MSAA is not enabled by default, but can be enabled by setting MaxMultiSamples in the engine ini to a value of 4. Alternatively you can enable MSAA without restarting the editor or game with the command 'scale set MaxMultiSamples 4'. The DirectX 11 renderer only supports MaxMultiSamples values of 1 (no AA) and 4 (4x MSAA).

MSAA with Deferred Shading


The DirectX11 renderer does many operations in a deferred pass, which do not work nicely with MSAA untouched. Each deferred pass (lighting, shadowing, fog, SSS, reflections, etc) has been updated to super sample the shading along geometry edges, which reduces aliasing.

Material Properties


Materials have a property called bEnableMaskedAntialiasing which allows the edges of a masked material created by the Opacity Mask to be antialiased when MSAA is enabled. This is useful for hair and foliage, but comes at a rendering cost.

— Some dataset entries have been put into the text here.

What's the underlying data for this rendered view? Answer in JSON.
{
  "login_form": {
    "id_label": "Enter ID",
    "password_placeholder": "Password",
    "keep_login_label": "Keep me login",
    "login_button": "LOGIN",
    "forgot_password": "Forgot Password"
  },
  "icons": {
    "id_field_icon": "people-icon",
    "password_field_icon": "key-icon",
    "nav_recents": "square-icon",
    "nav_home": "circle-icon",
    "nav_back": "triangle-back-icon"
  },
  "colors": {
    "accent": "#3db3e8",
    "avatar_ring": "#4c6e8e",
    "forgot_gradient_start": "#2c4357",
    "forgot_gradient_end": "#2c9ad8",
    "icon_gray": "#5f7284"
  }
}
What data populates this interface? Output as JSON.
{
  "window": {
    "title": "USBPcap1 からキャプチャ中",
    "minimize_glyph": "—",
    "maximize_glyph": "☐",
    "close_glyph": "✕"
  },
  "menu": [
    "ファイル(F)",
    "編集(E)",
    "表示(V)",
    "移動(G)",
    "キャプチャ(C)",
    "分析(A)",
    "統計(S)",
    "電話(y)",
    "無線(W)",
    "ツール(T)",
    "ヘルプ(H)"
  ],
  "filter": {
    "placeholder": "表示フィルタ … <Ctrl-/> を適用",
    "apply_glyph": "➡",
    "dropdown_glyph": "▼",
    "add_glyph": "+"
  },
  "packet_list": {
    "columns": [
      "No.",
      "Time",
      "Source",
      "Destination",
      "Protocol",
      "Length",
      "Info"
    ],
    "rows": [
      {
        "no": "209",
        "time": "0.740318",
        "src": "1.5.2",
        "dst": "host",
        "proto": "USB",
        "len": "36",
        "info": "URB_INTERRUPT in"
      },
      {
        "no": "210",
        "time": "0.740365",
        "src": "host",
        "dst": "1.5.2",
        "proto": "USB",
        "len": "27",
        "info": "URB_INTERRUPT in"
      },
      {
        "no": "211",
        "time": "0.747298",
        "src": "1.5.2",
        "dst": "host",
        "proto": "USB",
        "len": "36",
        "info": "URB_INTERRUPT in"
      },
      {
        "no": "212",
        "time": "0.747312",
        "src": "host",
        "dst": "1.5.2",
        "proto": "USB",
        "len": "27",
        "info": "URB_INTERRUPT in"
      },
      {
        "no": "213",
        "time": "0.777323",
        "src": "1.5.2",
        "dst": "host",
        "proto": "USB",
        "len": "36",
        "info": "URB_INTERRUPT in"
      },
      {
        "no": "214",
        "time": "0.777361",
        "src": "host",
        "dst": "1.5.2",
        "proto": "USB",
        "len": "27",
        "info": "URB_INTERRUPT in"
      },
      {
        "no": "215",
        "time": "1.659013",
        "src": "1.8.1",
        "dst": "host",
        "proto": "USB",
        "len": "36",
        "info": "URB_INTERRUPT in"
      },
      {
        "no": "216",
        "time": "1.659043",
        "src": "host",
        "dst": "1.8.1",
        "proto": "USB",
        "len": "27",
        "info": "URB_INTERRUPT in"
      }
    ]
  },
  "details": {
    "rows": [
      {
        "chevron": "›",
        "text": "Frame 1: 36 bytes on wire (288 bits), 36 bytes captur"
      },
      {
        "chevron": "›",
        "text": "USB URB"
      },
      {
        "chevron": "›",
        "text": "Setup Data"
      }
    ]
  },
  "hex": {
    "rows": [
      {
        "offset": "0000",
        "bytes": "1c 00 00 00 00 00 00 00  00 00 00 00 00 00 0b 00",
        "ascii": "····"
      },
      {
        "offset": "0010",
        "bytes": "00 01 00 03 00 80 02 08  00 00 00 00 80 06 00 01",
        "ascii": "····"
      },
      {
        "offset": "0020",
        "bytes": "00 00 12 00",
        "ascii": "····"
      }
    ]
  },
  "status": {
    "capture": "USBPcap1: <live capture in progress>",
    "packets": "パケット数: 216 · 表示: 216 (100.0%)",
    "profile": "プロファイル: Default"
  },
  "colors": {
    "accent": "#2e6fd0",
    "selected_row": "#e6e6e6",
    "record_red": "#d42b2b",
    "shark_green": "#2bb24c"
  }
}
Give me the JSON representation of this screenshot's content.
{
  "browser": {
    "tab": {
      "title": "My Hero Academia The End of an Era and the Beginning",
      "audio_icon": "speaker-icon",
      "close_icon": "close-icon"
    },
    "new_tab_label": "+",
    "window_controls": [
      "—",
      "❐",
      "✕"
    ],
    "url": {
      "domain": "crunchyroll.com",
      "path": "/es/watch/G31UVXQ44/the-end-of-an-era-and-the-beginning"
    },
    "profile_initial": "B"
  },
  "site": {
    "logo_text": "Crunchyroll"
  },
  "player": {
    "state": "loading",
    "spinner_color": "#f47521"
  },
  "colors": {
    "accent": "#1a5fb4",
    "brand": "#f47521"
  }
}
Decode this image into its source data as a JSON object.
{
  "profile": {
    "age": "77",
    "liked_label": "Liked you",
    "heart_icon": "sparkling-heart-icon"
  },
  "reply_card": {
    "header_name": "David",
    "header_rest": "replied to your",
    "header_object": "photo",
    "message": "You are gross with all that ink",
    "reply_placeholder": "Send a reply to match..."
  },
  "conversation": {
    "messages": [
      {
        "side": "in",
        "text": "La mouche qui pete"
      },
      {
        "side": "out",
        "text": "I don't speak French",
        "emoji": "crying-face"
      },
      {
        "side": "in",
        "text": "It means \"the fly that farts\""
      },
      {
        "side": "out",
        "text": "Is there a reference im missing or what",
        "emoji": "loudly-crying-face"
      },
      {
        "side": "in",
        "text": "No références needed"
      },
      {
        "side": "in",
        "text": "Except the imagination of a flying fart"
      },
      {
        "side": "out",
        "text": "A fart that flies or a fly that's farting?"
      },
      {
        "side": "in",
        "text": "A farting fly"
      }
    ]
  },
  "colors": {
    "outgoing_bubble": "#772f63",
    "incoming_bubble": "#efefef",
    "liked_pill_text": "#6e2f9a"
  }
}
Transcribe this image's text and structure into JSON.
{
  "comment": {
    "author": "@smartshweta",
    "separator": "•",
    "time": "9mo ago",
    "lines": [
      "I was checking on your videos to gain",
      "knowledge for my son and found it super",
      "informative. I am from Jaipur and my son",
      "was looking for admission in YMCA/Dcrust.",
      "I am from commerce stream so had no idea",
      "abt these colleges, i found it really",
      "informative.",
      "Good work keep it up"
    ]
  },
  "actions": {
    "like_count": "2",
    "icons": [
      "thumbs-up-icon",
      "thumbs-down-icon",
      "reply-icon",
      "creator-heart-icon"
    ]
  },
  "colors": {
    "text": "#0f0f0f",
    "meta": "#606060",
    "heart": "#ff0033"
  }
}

This image shows magnified character hair without bEnableMaskedAntialiasing on the left, and with bEnableMaskedAntialiasing enabled on the right (4xMSAA for both).

MaskedAA.jpg

The material blend mode BLEND_DitheredTranslucent implements a different material feature when MSAA is enabled. It causes the Opacity Mask to be evaluated with a dithered pattern that makes it look like transparency, even though the material is actually masked.